Kızıl Kule

13.yy ortaçağ Akdeniz savunma yapılarının eşsiz bir örneği olan Kızılkule; limanı, tersaneyi ve Alanya Kalesi’ni deniz yönünden gelecek saldırılara karşı korumak amacıyla Selçuklu hükümdarı I.Alaaddin Keykubat tarafından Halep’li yapı ustası Ebu Ali Reha el Kettani’ye inşa ettirilmiştir.
Kızılkule; bugün olduğu kadar geçmişte de heybetli görüntüsüyle dikkatleri üzerine çekmiş ve birçok kitapta yerini almıştır. 17.yüzyıl seyyahlarından Evliya Çelebi; Alanya Kalesi’nin deniz tarafında sekiz köşeli sağlam bir kulesinin olduğunu, bu kulenin kuşatma sırasında 2000 adam aldığını, burada oturan ikinci kale muhafızının 40 askere sahip olduğunu belirtir.
Yapı eğimli bir arazide bir ana kaya üzerine kurulmuş olduğundan, yüksekliği doğu yönünde 33 m, batı yönünde ise 3 m daha kısadır. Alt beden duvarlarında muntazam şekilde kesilmiş ve birleştirilmiş dikdörtgen kireç taşı ve devşirme malzeme olarak klasik sütun gövdeleri, üst bölümlerde ise kırmızı tuğla kullanılmıştır.
Yapının dış kuzey duvar yüzeyinde “Allah’a minnet” ve onun altında yerden 10 m yükseklikte Alaaddin Keykubat adına yazılmış ve inşa tarihinin 1226 Nisan ayı olarak belirten dört satırlık bir inşa kitabesi, güney duvarında ise başka bir inşa kitabesi mevcuttur. Giriş kapısının sağındaki duvarda bulunan usta kitabesinde yapıyı inşa eden ustanın adı belirtilmektedir. Kızılkule’nin cephelerinde toplam 56 adet mazgal penceresi; düşmanın kaynar zift ve suyla geri püskürtüldüğü ve kurtulmasını imkansız kılacak düzende sıralanmış olan 22 adet kaynar zift ve su dökme açıklığı ve 6 adet çörten bulunmaktadır.

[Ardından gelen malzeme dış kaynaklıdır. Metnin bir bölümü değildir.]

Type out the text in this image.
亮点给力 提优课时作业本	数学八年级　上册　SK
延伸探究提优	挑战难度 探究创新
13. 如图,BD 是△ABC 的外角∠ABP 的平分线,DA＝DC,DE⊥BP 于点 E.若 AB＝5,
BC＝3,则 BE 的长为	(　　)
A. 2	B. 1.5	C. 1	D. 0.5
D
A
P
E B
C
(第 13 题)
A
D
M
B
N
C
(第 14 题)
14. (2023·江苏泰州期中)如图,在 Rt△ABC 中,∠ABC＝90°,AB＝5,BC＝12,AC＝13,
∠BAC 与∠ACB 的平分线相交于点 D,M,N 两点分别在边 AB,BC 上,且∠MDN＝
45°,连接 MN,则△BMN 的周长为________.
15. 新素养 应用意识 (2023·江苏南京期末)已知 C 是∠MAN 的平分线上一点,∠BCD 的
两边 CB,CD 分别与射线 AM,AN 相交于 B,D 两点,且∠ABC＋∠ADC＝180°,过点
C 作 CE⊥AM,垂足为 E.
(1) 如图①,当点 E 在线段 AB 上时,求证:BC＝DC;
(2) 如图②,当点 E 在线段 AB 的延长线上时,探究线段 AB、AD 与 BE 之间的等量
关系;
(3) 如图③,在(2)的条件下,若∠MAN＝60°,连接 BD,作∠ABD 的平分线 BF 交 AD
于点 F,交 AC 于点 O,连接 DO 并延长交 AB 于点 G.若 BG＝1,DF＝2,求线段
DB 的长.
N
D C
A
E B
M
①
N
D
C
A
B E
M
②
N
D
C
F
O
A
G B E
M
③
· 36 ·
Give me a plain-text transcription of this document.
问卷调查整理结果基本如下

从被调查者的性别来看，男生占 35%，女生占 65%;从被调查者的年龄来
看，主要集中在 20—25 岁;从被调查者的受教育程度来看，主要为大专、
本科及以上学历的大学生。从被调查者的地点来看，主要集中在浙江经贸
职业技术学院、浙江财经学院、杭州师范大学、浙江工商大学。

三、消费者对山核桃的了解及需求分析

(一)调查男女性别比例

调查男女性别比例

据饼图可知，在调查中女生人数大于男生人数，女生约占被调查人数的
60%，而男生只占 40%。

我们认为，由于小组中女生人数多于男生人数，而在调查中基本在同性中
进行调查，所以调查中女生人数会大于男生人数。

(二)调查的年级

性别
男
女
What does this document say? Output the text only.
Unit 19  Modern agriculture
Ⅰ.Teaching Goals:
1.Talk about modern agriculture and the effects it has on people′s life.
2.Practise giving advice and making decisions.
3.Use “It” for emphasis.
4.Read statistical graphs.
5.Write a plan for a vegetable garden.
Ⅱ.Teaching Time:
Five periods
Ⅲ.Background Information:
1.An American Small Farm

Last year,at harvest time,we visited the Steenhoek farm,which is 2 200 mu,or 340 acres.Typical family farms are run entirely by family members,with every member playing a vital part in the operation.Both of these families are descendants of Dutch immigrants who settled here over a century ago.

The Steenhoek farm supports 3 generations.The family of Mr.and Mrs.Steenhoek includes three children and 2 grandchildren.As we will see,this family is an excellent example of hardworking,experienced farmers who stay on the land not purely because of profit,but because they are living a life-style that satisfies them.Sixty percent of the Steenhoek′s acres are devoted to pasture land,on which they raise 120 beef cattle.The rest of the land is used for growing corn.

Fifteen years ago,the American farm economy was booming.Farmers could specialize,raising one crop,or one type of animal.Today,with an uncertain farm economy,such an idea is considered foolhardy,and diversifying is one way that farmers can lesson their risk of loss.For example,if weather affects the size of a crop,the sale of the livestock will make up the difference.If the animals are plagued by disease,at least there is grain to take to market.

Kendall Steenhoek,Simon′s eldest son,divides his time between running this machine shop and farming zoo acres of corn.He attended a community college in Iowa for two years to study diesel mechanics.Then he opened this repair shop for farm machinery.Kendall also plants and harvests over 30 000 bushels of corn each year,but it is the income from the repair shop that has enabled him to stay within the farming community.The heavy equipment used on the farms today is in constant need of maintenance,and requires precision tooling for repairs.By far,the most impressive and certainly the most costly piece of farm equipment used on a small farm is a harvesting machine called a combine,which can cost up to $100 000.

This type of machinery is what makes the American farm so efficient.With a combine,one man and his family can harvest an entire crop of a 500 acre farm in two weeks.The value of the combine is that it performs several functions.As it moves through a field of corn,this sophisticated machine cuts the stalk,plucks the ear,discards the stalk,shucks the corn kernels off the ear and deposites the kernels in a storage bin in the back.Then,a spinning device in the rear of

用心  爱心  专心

Sekizgen bir plana sahip olan Kızılkule, sade dış görünüşünün aksine içte karmaşık bir plana sahiptir. Kızılkule; zemin kat, birinci kat, asma kat, açık kat ve açık teras olmak üzere beş katlıdır.
Yapının heybetli görünüşünün aksine, muhtemelen askeri amaçlar nedeniyle, küçük ve gösterişsiz bir giriş kapısı ve dar bir koridordan zemin kata ulaşılmaktadır. Merkezdeki sekizgen fil ayağının çevresini tonozlu bir koridor sarar. İbrahim Hakkı Konyalı’ya göre, yapının ilk zamanlarında zemin ve birinci katlarda koridor tonozunun başlangıcından üst örtüye kadar uzanan ve kale muhafızlarının yatmaları ve dinlenmeleri için bugün ancak izleri görülebilen ahşaptan basık odalar mevcuttu. Zemin kat günümüzde sergileme mekanı olarak kullanılmaktadır.
Yüksek taş basamaklı bir merdivenle ulaşılan 1.katın merkezindeki ayağın üst kısmına büyük bir su sarnıcı yerleştirilmiştir. Bugün bile işler vaziyette olan sarnıcın ağız kısmı açık katta bulunmaktadır.
Sarnıca yakın olan koridorun tabanında, sekizgen kenarların ortasına denk gelecek şekilde birer havalandırma bacası yerleştirilmiştir. Bugün sergi mekanı olarak kullanılan katın kuzeybatısında bulunan kapı dıştaki surlara açılmaktadır. Sağdaki sur duvarında büyük bir gemi graffitisi görülebilir.
Dar bir koridor şeklinde olan asma katta kaynar zift ve su dökme açıklıkları mevcuttur.
Açık terasın ortasında sarnıcın ağzı ve çevresinde ikişerli sıra halinde toplam 16 adet havalandırma bacası mevcuttur. Bu bacalardan giren ışık birinci kata kadar ulaşır.